Purpose: The guideline physical activity levels are prescribed in terms of time, frequency, and intensity (e.g., 30 minutes brisk walking, five days a week or its energy equivalence) and assume that different activities may be combined to meet targeted goals (exchangeability premise). Habitual runners and walkers may quantify exercise in terms of distance (km/day), and for them, the relationship between activity dose and health benefits may be better assessed in terms of distance rather than time. Analyses were therefore performed to test: 1) whether time-based or distance-based estimates of energy expenditure provide the best metric for relating running and walking to hypertensive, high cholesterol, and diabetes medication use (conditions known to be diminished by exercise), and 2) the exchangeability premise.
Methods: Logistic regression analyses of medication use (dependent variable) vs. metabolic equivalent hours per day (METhr/d) of running, walking and other exercise (independent variables) using cross-sectional data from the National Runners' (17,201 male, 16,173 female) and Walkers' Health Studies (3,434 male, 12,384 female).
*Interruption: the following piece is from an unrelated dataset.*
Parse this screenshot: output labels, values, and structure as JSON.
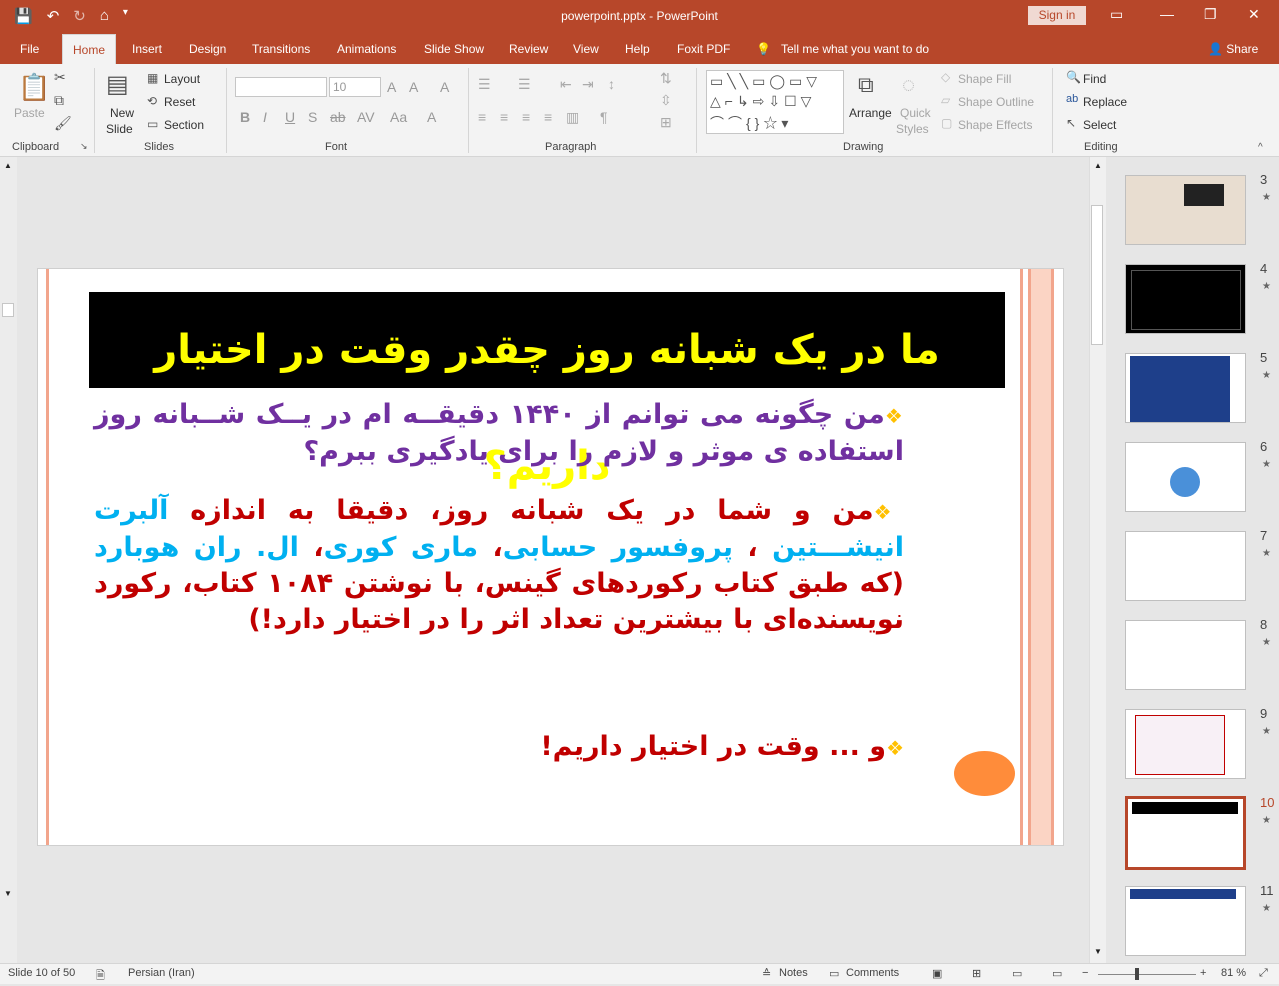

Results: Estimated METhr/d of running and walking activity were 38% and 31% greater, respectively, when calculated from self-reported time than distance in men, and 43% and 37% greater in women, respectively. Percent reductions in the odds for hypertension and high cholesterol medication use per METhr/d run or per METhr/d walked were ≥ 2-fold greater when estimated from reported distance (km/wk) than from time (hr/wk). The per METhr/d odds reduction was significantly greater for the distance- than the time-based estimate for hypertension (runners: P<10(-5) for males and P=0.003 for females; walkers: P=0.03 for males and P<10(-4) for females), high cholesterol medication use in runners (P<10(-4) for males and P=0.02 for females) and male walkers (P=0.01 for males and P=0.08 for females) and for diabetes medication use in male runners (P<10(-3)).
Conclusions: Although causality between greater exercise and lower prevalence of hypertension, high cholesterol and diabetes cannot be inferred from these cross-sectional data, the results do suggest that distance-based estimates of METhr/d run or walked provide superior metrics for epidemiological analyses to their traditional time-based estimates.